Wait, are you saying you think we'll use an asteroid as a secondary mass on an Earth bound space elevator, or build a space elevator off of an asteroid? Because the second is a colossal waste of money. Even on Ceres, the largest rock you can still call an asteroid, a world class pitcher can almost throw a baseball out of orbit. On Vesta anyone in the MLB could do it. There's zero reason to build an elevator there from an economic standpoint. A linear accelerator is much more practical and useful. Even plain old rockets make more sense.

We seem to be wasting a lot of time talking about SEs in this toughest material topic when the main issue for SEs is strength.

I agree that whatever the current record-holder for "world's toughest material" is at any given time in the near future will be used for something other than a space elevator to Earth orbit. In order to pay for a space elevator you need a pre-existing space economy experiencing enough launch costs to make a dent in the cost, and promise of a strong enough space economy to make it turn a profit.

Thus, first somebody has to go out there and prove to the general public and financial communities what the futurists who hang around this forum believe in their bones: the main thing lacking for a space economy at the moment is more than a token human presence in space.

Asteroids generally rotate briskly enough to make landing on them dicey. De-spinning that much mass will not be a simple task. Rather than landing a large ship on one, I'd look into tethering to it in a scheme that essentially makes the tether a space elevator. The mass of the ship would require that the resulting two-body behavior would produce an "orbit" about a common center of mass, but the dynamics would be different than for just the mutual gravitational attraction. Tension in the tether would allow more force, and more net effect. The tether would provide a convenient way to move people and material between the two bodies, without requiring any landing legs, etc, on the ship. It may also offer possibilities for de-spinning the asteroid or deliberately producing tidal forces to mimic gravity, at least on the ship and on one side of the asteroid.
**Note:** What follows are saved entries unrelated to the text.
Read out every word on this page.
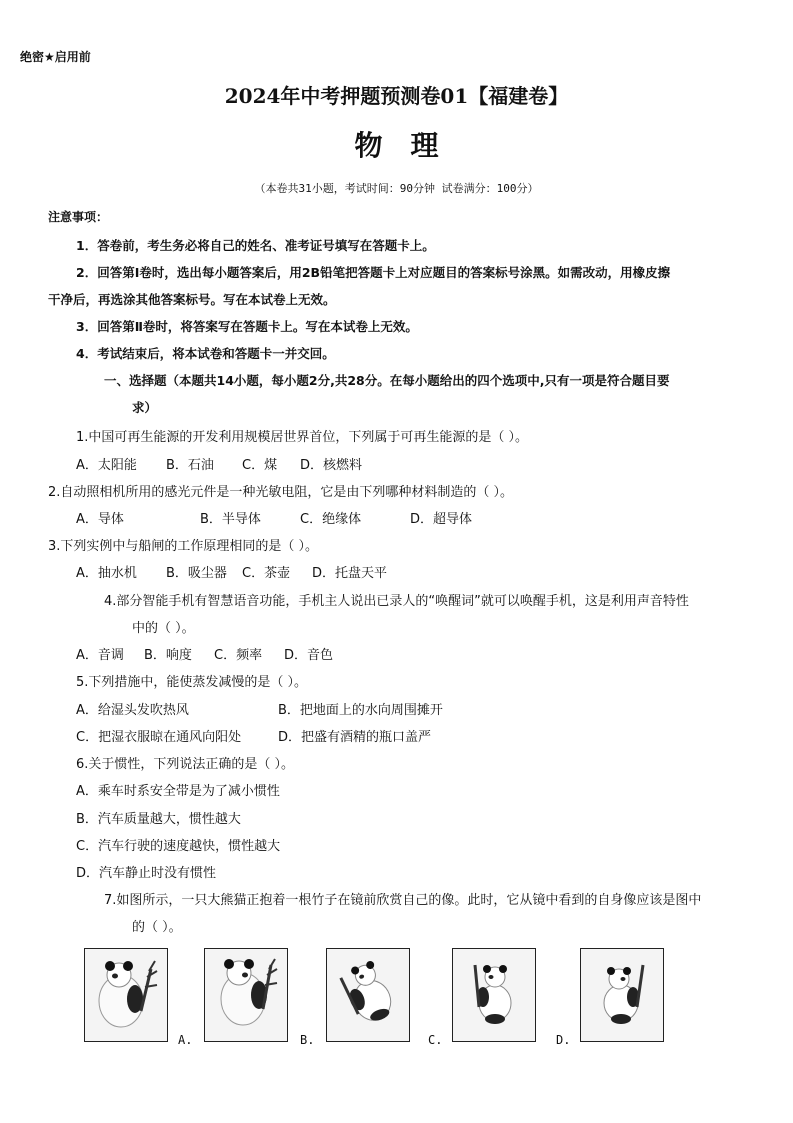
绝密★启用前
2024年中考押题预测卷01【福建卷】
物理
（本卷共31小题，考试时间：90分钟 试卷满分：100分）
注意事项：
1．答卷前，考生务必将自己的姓名、准考证号填写在答题卡上。
2．回答第Ⅰ卷时，选出每小题答案后，用2B铅笔把答题卡上对应题目的答案标号涂黑。如需改动，用橡皮擦
干净后，再选涂其他答案标号。写在本试卷上无效。
3．回答第Ⅱ卷时，将答案写在答题卡上。写在本试卷上无效。
4．考试结束后，将本试卷和答题卡一并交回。
一、选择题（本题共14小题，每小题2分,共28分。在每小题给出的四个选项中,只有一项是符合题目要
求）
1.中国可再生能源的开发利用规模居世界首位，下列属于可再生能源的是（ ）。
A．太阳能 B．石油 C．煤 D．核燃料
2.自动照相机所用的感光元件是一种光敏电阻，它是由下列哪种材料制造的（ ）。
A．导体	B．半导体	C．绝缘体	D．超导体
3.下列实例中与船闸的工作原理相同的是（ ）。
A．抽水机 B．吸尘器 C．茶壶 D．托盘天平
4.部分智能手机有智慧语音功能，手机主人说出已录人的“唤醒词”就可以唤醒手机，这是利用声音特性
中的（ ）。
A．音调 B．响度 C．频率 D．音色
5.下列措施中，能使蒸发减慢的是（ ）。
A．给湿头发吹热风	B．把地面上的水向周围摊开
C．把湿衣服晾在通风向阳处	D．把盛有酒精的瓶口盖严
6.关于惯性，下列说法正确的是（ ）。
A．乘车时系安全带是为了减小惯性
B．汽车质量越大，惯性越大
C．汽车行驶的速度越快，惯性越大
D．汽车静止时没有惯性
7.如图所示，一只大熊猫正抱着一根竹子在镜前欣赏自己的像。此时，它从镜中看到的自身像应该是图中
的（ ）。
A.	B.	C.	D.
Space elevators extended well beyond synchronous orbit allow the possibility of a space catapult to launch cargo away from the main body. Cheap way to send stuff home. I expect we'll see them.

The space elevator is a variant of a skyhook which is a type of launch tether. Skyhooks are tidally locked tethers. There are also rotating tethers and tethers that don't pick up from a point but from a moving object. Each of these additions to the physics allow for more useful work with less strength required. Hypersonic skyhooks can be built with current materials. Hypersonic rotating tethers (HASTOL for one) can do even more with that strength.

My point is that you don't need to take one giant leap. Several smaller steps will do, even to Earth Orbit.

Asteroids are also generally light enough that despinning them wouldn't be too hard.